Enregistrement de dialogues en postproduction sur l'image — l'acteur synchronise en cabine. Essentiel pour les versions en d'autres langues et corrections de dialogues.
Vous êtes dans le studio de doublage, l'acteur se tient devant le moniteur, casque sur les oreilles, attendant son entrée. L'image défile, les mouvements des lèvres sont visibles pixel par pixel — et maintenant, il doit être précis. C'est le doublage : l'art de superposer la voix à l'image après coup, de manière à ce que la bouche et le son ne fassent qu'un. Ça semble simple, mais ça ne l'est pas.
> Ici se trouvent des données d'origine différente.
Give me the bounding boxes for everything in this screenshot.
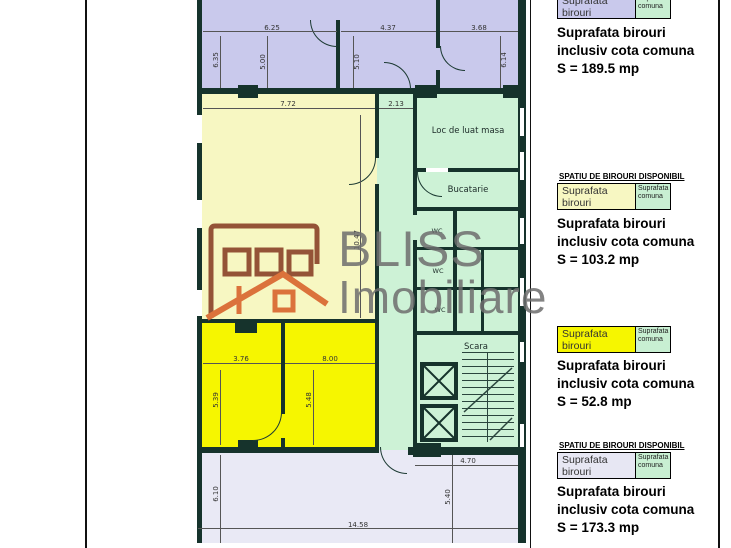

Dans le quotidien de la production, vous avez besoin du doublage pour trois raisons : premièrement, pour les versions linguistiques — un film anglais obtient une version allemande, française, espagnole. Deuxièmement, pour les corrections ADR (Automated Dialogue Replacement), lorsque le son sur le plateau était mauvais, trop de bruit de circulation, ou que l'acteur lui-même veut refaire une réplique. Troisièmement, pour les voice-overs et les commentaires, où des voix off sont délibérément superposées à l'image — documentaires, publicités, bandes-annonces. Le processus est le même partout : moniteur, click-track dans l'oreille (métronome pour le timing), lecture en boucle de la scène, et le doubleur doit frapper dans l'intervalle entre les battements. Certains studios travaillent avec le « Hard-Sync » — synchronisation pixel par pixel du mouvement des lèvres — d'autres avec le « Sense-Sync », où le timing et le sens sont plus importants que la précision géométrique.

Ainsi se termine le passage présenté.